The security group is fine. One of my container service CAN communicate with my backend pods in K8s cluster. That service is HTTP-based though.

My Ingress is set up following this guide: https://kubernetes.github.io/ingress-nginx/deploy/#aws I deployed the ingress controller as is.

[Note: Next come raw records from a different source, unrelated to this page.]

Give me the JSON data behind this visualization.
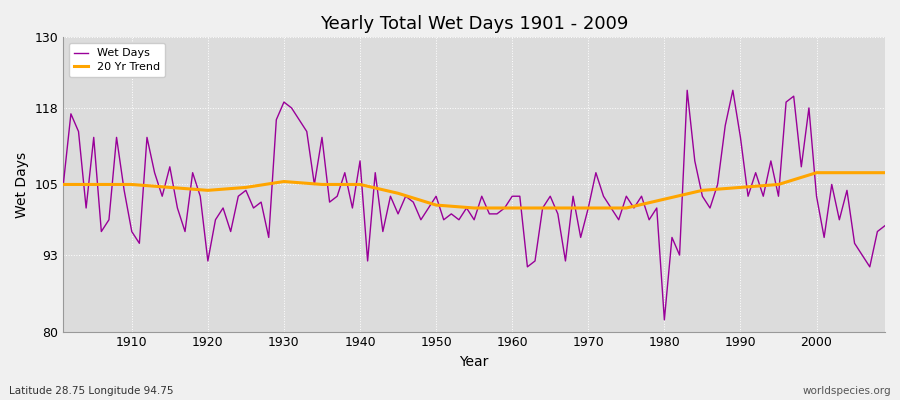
{
  "title": "Yearly Total Wet Days 1901 - 2009",
  "xlabel": "Year",
  "ylabel": "Wet Days",
  "subtitle_left": "Latitude 28.75 Longitude 94.75",
  "subtitle_right": "worldspecies.org",
  "line_color": "#990099",
  "trend_color": "#FFA500",
  "plot_bg_color": "#dcdcdc",
  "fig_bg_color": "#f0f0f0",
  "ylim": [
    80,
    130
  ],
  "yticks": [
    80,
    93,
    105,
    118,
    130
  ],
  "xticks": [
    1910,
    1920,
    1930,
    1940,
    1950,
    1960,
    1970,
    1980,
    1990,
    2000
  ],
  "wet_days": [
    105,
    117,
    114,
    101,
    113,
    97,
    99,
    113,
    104,
    97,
    95,
    113,
    107,
    103,
    108,
    101,
    97,
    107,
    103,
    92,
    99,
    101,
    97,
    103,
    104,
    101,
    102,
    96,
    116,
    119,
    118,
    116,
    114,
    105,
    113,
    102,
    103,
    107,
    101,
    109,
    92,
    107,
    97,
    103,
    100,
    103,
    102,
    99,
    101,
    103,
    99,
    100,
    99,
    101,
    99,
    103,
    100,
    100,
    101,
    103,
    103,
    91,
    92,
    101,
    103,
    100,
    92,
    103,
    96,
    101,
    107,
    103,
    101,
    99,
    103,
    101,
    103,
    99,
    101,
    82,
    96,
    93,
    121,
    109,
    103,
    101,
    105,
    115,
    121,
    113,
    103,
    107,
    103,
    109,
    103,
    119,
    120,
    108,
    118,
    103,
    96,
    105,
    99,
    104,
    95,
    93,
    91,
    97,
    98
  ],
  "trend_years": [
    1901,
    1905,
    1910,
    1915,
    1920,
    1925,
    1930,
    1935,
    1940,
    1945,
    1950,
    1955,
    1960,
    1965,
    1970,
    1975,
    1980,
    1985,
    1990,
    1995,
    2000,
    2005,
    2009
  ],
  "trend_values": [
    105.0,
    105.0,
    105.0,
    104.5,
    104.0,
    104.5,
    105.5,
    105.0,
    105.0,
    103.5,
    101.5,
    101.0,
    101.0,
    101.0,
    101.0,
    101.0,
    102.5,
    104.0,
    104.5,
    105.0,
    107.0,
    107.0,
    107.0
  ]
}
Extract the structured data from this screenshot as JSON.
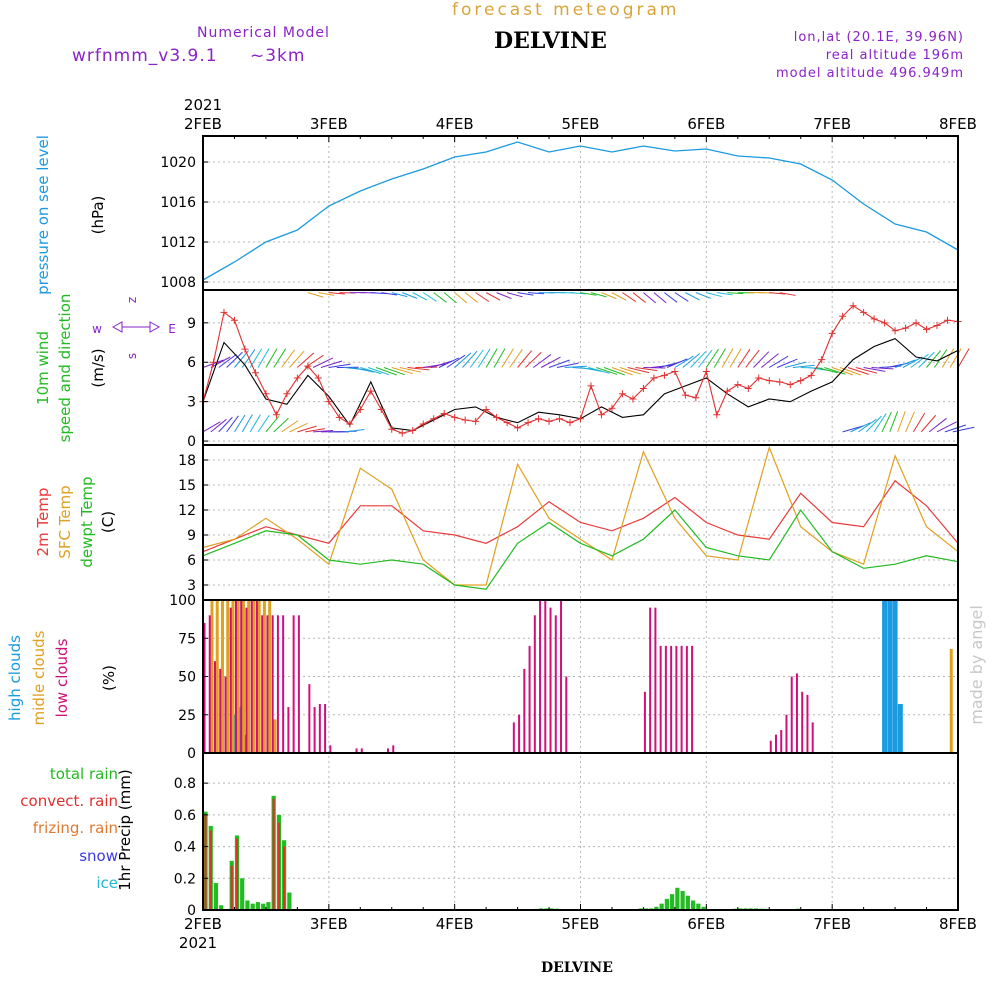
{
  "header": {
    "forecast_label": "forecast meteogram",
    "model_label": "Numerical Model",
    "model_name": "wrfnmm_v3.9.1",
    "resolution": "~3km",
    "location": "DELVINE",
    "lonlat": "lon,lat (20.1E, 39.96N)",
    "real_altitude": "real altitude 196m",
    "model_altitude": "model altitude  496.949m",
    "watermark": "made by angel",
    "footer_location": "DELVINE"
  },
  "colors": {
    "pressure": "#1a9ae0",
    "wind_speed": "#e03030",
    "wind_gust": "#000000",
    "wind_label": "#22bb22",
    "wind_dir_label": "#8a22c8",
    "temp_2m": "#e83a3a",
    "temp_sfc": "#e0a020",
    "dewpoint": "#22bb22",
    "high_clouds": "#1a9ae0",
    "middle_clouds": "#e0a020",
    "low_clouds": "#d0107a",
    "total_rain": "#22bb22",
    "convect_rain": "#e03030",
    "frizing_rain": "#e07a30",
    "snow": "#3a3ae0",
    "ice": "#20b8d8",
    "header_orange": "#d9a53a",
    "header_purple": "#8a22c8",
    "frame": "#000000"
  },
  "chart_data": [
    {
      "type": "line",
      "panel": "pressure",
      "x_axis": {
        "top_year": "2021",
        "bottom_year": "2021",
        "ticks": [
          "2FEB",
          "3FEB",
          "4FEB",
          "5FEB",
          "6FEB",
          "7FEB",
          "8FEB"
        ],
        "xlim": [
          0,
          144
        ]
      },
      "ylabels": [
        "pressure on see level",
        "(hPa)"
      ],
      "yticks": [
        1008,
        1012,
        1016,
        1020
      ],
      "ylim": [
        1007.2,
        1022.6
      ],
      "series": [
        {
          "x": [
            0,
            6,
            12,
            18,
            24,
            30,
            36,
            42,
            48,
            54,
            60,
            66,
            72,
            78,
            84,
            90,
            96,
            102,
            108,
            114,
            120,
            126,
            132,
            138,
            144
          ],
          "values": [
            1008.2,
            1010.0,
            1012.0,
            1013.2,
            1015.6,
            1017.1,
            1018.3,
            1019.3,
            1020.5,
            1021.0,
            1022.0,
            1021.0,
            1021.6,
            1021.0,
            1021.6,
            1021.1,
            1021.3,
            1020.6,
            1020.4,
            1019.8,
            1018.2,
            1015.8,
            1013.8,
            1013.0,
            1011.2
          ]
        }
      ]
    },
    {
      "type": "line",
      "panel": "wind",
      "ylabels": [
        "10m wind",
        "speed and direction",
        "(m/s)"
      ],
      "compass": {
        "west": "w",
        "east": "E",
        "north": "z",
        "south": "s"
      },
      "yticks": [
        0,
        3,
        6,
        9
      ],
      "ylim": [
        -0.3,
        11.5
      ],
      "series": [
        {
          "name": "",
          "style": "cross-markers",
          "x": [
            0,
            2,
            4,
            6,
            8,
            10,
            12,
            14,
            16,
            18,
            20,
            22,
            24,
            26,
            28,
            30,
            32,
            34,
            36,
            38,
            40,
            42,
            44,
            46,
            48,
            50,
            52,
            54,
            56,
            58,
            60,
            62,
            64,
            66,
            68,
            70,
            72,
            74,
            76,
            78,
            80,
            82,
            84,
            86,
            88,
            90,
            92,
            94,
            96,
            98,
            100,
            102,
            104,
            106,
            108,
            110,
            112,
            114,
            116,
            118,
            120,
            122,
            124,
            126,
            128,
            130,
            132,
            134,
            136,
            138,
            140,
            142,
            144
          ],
          "values": [
            3.0,
            6.0,
            9.8,
            9.2,
            7.0,
            5.2,
            3.6,
            2.0,
            3.6,
            4.8,
            5.7,
            4.8,
            3.0,
            1.8,
            1.3,
            2.4,
            3.8,
            2.4,
            0.9,
            0.6,
            0.8,
            1.3,
            1.7,
            2.1,
            1.8,
            1.6,
            1.5,
            2.4,
            1.8,
            1.4,
            1.0,
            1.4,
            1.7,
            1.5,
            1.7,
            1.4,
            1.7,
            4.2,
            2.0,
            2.5,
            3.6,
            3.2,
            4.0,
            4.8,
            5.0,
            5.3,
            3.5,
            3.3,
            5.3,
            2.0,
            3.8,
            4.3,
            4.0,
            4.8,
            4.6,
            4.5,
            4.3,
            4.6,
            5.0,
            6.2,
            8.2,
            9.5,
            10.3,
            9.8,
            9.3,
            9.0,
            8.4,
            8.6,
            9.0,
            8.5,
            8.8,
            9.2,
            9.1
          ]
        },
        {
          "name": "",
          "style": "line",
          "x": [
            0,
            4,
            8,
            12,
            16,
            20,
            24,
            28,
            32,
            36,
            40,
            44,
            48,
            52,
            56,
            60,
            64,
            68,
            72,
            76,
            80,
            84,
            88,
            92,
            96,
            100,
            104,
            108,
            112,
            116,
            120,
            124,
            128,
            132,
            136,
            140,
            144
          ],
          "values": [
            3.0,
            7.5,
            5.8,
            3.2,
            2.8,
            5.0,
            3.4,
            1.2,
            4.5,
            1.0,
            0.8,
            1.6,
            2.4,
            2.6,
            1.8,
            1.4,
            2.2,
            2.0,
            1.7,
            2.6,
            1.8,
            2.0,
            3.6,
            4.2,
            4.8,
            3.6,
            2.6,
            3.2,
            3.0,
            3.8,
            4.5,
            6.2,
            7.2,
            7.8,
            6.4,
            6.1,
            6.9
          ]
        }
      ]
    },
    {
      "type": "line",
      "panel": "temperature",
      "ylabels": [
        "2m Temp",
        "SFC Temp",
        "dewpt Temp",
        "(C)"
      ],
      "yticks": [
        3,
        6,
        9,
        12,
        15,
        18
      ],
      "ylim": [
        1.2,
        19.8
      ],
      "series": [
        {
          "name": "2m Temp",
          "x": [
            0,
            6,
            12,
            18,
            24,
            30,
            36,
            42,
            48,
            54,
            60,
            66,
            72,
            78,
            84,
            90,
            96,
            102,
            108,
            114,
            120,
            126,
            132,
            138,
            144
          ],
          "values": [
            7.0,
            8.5,
            10.0,
            9.0,
            8.0,
            12.5,
            12.5,
            9.5,
            9.0,
            8.0,
            10.0,
            13.0,
            10.5,
            9.5,
            11.0,
            13.5,
            10.5,
            9.0,
            8.5,
            14.0,
            10.5,
            10.0,
            15.5,
            12.5,
            8.0
          ]
        },
        {
          "name": "SFC Temp",
          "x": [
            0,
            6,
            12,
            18,
            24,
            30,
            36,
            42,
            48,
            54,
            60,
            66,
            72,
            78,
            84,
            90,
            96,
            102,
            108,
            114,
            120,
            126,
            132,
            138,
            144
          ],
          "values": [
            7.5,
            8.5,
            11.0,
            8.5,
            5.5,
            17.0,
            14.5,
            6.0,
            3.0,
            3.0,
            17.5,
            11.0,
            8.5,
            6.0,
            19.0,
            11.0,
            6.5,
            6.0,
            19.5,
            10.0,
            7.0,
            5.5,
            18.5,
            10.0,
            7.0
          ]
        },
        {
          "name": "dewpt Temp",
          "x": [
            0,
            6,
            12,
            18,
            24,
            30,
            36,
            42,
            48,
            54,
            60,
            66,
            72,
            78,
            84,
            90,
            96,
            102,
            108,
            114,
            120,
            126,
            132,
            138,
            144
          ],
          "values": [
            6.5,
            8.0,
            9.5,
            9.0,
            6.0,
            5.5,
            6.0,
            5.5,
            3.0,
            2.5,
            8.0,
            10.5,
            8.0,
            6.5,
            8.5,
            12.0,
            7.5,
            6.5,
            6.0,
            12.0,
            7.0,
            5.0,
            5.5,
            6.5,
            5.8
          ]
        }
      ]
    },
    {
      "type": "bar",
      "panel": "clouds",
      "ylabels": [
        "high  clouds",
        "midle clouds",
        "low   clouds",
        "(%)"
      ],
      "yticks": [
        0,
        25,
        50,
        75,
        100
      ],
      "ylim": [
        0,
        100
      ],
      "series": [
        {
          "name": "high  clouds",
          "x": [
            6,
            7,
            8,
            130,
            131,
            132,
            133
          ],
          "values": [
            25,
            30,
            12,
            100,
            100,
            100,
            32
          ]
        },
        {
          "name": "midle clouds",
          "x": [
            2,
            3,
            4,
            5,
            6,
            7,
            8,
            9,
            10,
            11,
            12,
            13,
            14,
            143
          ],
          "values": [
            100,
            100,
            100,
            100,
            100,
            100,
            100,
            100,
            100,
            100,
            100,
            100,
            22,
            68
          ]
        },
        {
          "name": "low   clouds",
          "x": [
            0,
            1,
            2,
            3,
            4,
            5,
            6,
            7,
            8,
            9,
            10,
            11,
            12,
            13,
            14,
            15,
            16,
            17,
            18,
            20,
            21,
            22,
            23,
            24,
            29,
            30,
            35,
            36,
            59,
            60,
            61,
            62,
            63,
            64,
            65,
            66,
            67,
            68,
            69,
            84,
            85,
            86,
            87,
            88,
            89,
            90,
            91,
            92,
            93,
            108,
            109,
            110,
            111,
            112,
            113,
            114,
            115,
            116
          ],
          "values": [
            85,
            90,
            60,
            55,
            50,
            95,
            100,
            100,
            95,
            100,
            100,
            90,
            90,
            90,
            90,
            90,
            30,
            90,
            90,
            45,
            30,
            32,
            32,
            5,
            3,
            3,
            3,
            5,
            20,
            25,
            55,
            70,
            90,
            100,
            100,
            95,
            90,
            100,
            50,
            40,
            95,
            95,
            70,
            70,
            70,
            70,
            70,
            70,
            70,
            8,
            12,
            15,
            25,
            50,
            52,
            40,
            38,
            20
          ]
        }
      ]
    },
    {
      "type": "bar",
      "panel": "precipitation",
      "ylabels": [
        "1hr Precip (mm)"
      ],
      "legend": [
        "total      rain",
        "convect. rain",
        "frizing. rain",
        "snow",
        "ice"
      ],
      "yticks": [
        0,
        0.2,
        0.4,
        0.6,
        0.8
      ],
      "ylim": [
        0,
        0.99
      ],
      "series": [
        {
          "name": "total      rain",
          "x": [
            0,
            1,
            2,
            3,
            4,
            5,
            6,
            7,
            8,
            9,
            10,
            11,
            12,
            13,
            14,
            15,
            16,
            17,
            18,
            19,
            20,
            21,
            62,
            63,
            64,
            65,
            66,
            67,
            68,
            69,
            70,
            71,
            72,
            73,
            74,
            81,
            82,
            83,
            84,
            85,
            86,
            87,
            88,
            89,
            90,
            91,
            92,
            93,
            94,
            95,
            100,
            101,
            102,
            103,
            104,
            105,
            106,
            107,
            108,
            109,
            110,
            111,
            112,
            113,
            114,
            115
          ],
          "values": [
            0.62,
            0.53,
            0.17,
            0.03,
            0.0,
            0.31,
            0.47,
            0.2,
            0.06,
            0.04,
            0.05,
            0.04,
            0.05,
            0.72,
            0.6,
            0.44,
            0.11,
            0.0,
            0.0,
            0.0,
            0.0,
            0.0,
            0.003,
            0.007,
            0.01,
            0.01,
            0.01,
            0.008,
            0.005,
            0.003,
            0.002,
            0.0,
            0.002,
            0.003,
            0.002,
            0.003,
            0.006,
            0.01,
            0.01,
            0.01,
            0.02,
            0.04,
            0.07,
            0.1,
            0.14,
            0.12,
            0.09,
            0.06,
            0.04,
            0.02,
            0.006,
            0.008,
            0.01,
            0.01,
            0.01,
            0.01,
            0.008,
            0.007,
            0.006,
            0.004,
            0.003,
            0.005,
            0.006,
            0.008,
            0.006,
            0.003
          ]
        },
        {
          "name": "convect. rain",
          "x": [
            0,
            1,
            5,
            6,
            13,
            14,
            15
          ],
          "values": [
            0.6,
            0.5,
            0.28,
            0.45,
            0.7,
            0.55,
            0.4
          ]
        }
      ]
    }
  ]
}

The Service, Ingress, ConfigMap are as follow:

kind: Service
apiVersion: v1
metadata:
  name: ingress-nginx
  namespace: default
  labels:
    app.kubernetes.io/name: ingress-nginx
    app.kubernetes.io/part-of: ingress-nginx
  annotations:
    # Enable PROXY protocol
    service.beta.kubernetes.io/aws-load-balancer-proxy-protocol: "*"
    service.beta.kubernetes.io/aws-load-balancer-connection-idle-timeout: "3600" # recommended for websocket
    service.beta.kubernetes.io/aws-load-balancer-ssl-cert: "cert-arn"
    service.beta.kubernetes.io/aws-load-balancer-backend-protocol: "tcp"
    service.beta.kubernetes.io/aws-load-balancer-ssl-ports: "443"

spec:
  type: LoadBalancer
  selector:
    app.kubernetes.io/name: ingress-nginx
    app.kubernetes.io/part-of: ingress-nginx
  ports:
    - name: https
      port: 443
      protocol: TCP
      targetPort: http

---

kind: ConfigMap
apiVersion: v1
metadata:
  name: nginx-configuration
  namespace: default
  labels:
    app.kubernetes.io/name: ingress-nginx
    app.kubernetes.io/part-of: ingress-nginx
data:
  enable-access-log-for-default-backend: "true"
  error-log-level: "info"
  allow-backend-server-header: "true"
  use-proxy-protocol: "true"
  log-format-upstream: '{"time": "$time_iso8601", "request_body": "$request_body", "remote_addr": "$proxy_protocol_addr","x-forward-for": "$proxy_add_x_forwarded_for", "request_id": "$req_id", "remote_user":"$remote_user", "bytes_sent": $bytes_sent, "request_time": $request_time, "status":$status, "vhost": "$host", "request_query": "$args", "request_length": $request_length, "duration": $request_time, "request" : "$request", "http_referrer": "$http_referer", "http_user_agent":"$http_user_agent", "header-X-Destination": "$http_X_Destination", "header-Host" : "$http_Host", "header-Connection": "$http_Connection","proxy_upstream_name":"$proxy_upstream_name", "upstream_addr":"$upstream_addr", "service_port" : "$service_port", "service_name":"$service_name" }'

apiVersion: extensions/v1beta1
kind: Ingress
metadata:
  name: ingress-{{UUID}}
  namespace: {{NAMESPACE}}
  annotations:
    kubernetes.io/ingress.class: "nginx"
    nginx.ingress.kubernetes.io/enable-access-log: "true"
    nginx.ingress.kubernetes.io/backend-protocol: "HTTPS"
  labels:
    company-id: {{UUID}}
    company-name: {{ABC}}
spec:
  rules:
  - host: "{{UUID}}.k8s.dev.abc.net"
    http:
      paths:
      - path: /
        backend:
          serviceName: {{UUID}}
          servicePort: 443
1

1 Answers

2
votes

It turns out to be my application problem. The issue here is that the Host header(vhost) ended up being to one of my ECS service's FQDN, which is not recognized by my k8s cluster.

To resolve this issue, I ended up modifying my ECS service's application code to rewrite the X-Forwarded-Host header with "k8s-backend-url.com:443" and then nginx-ingress let the request through.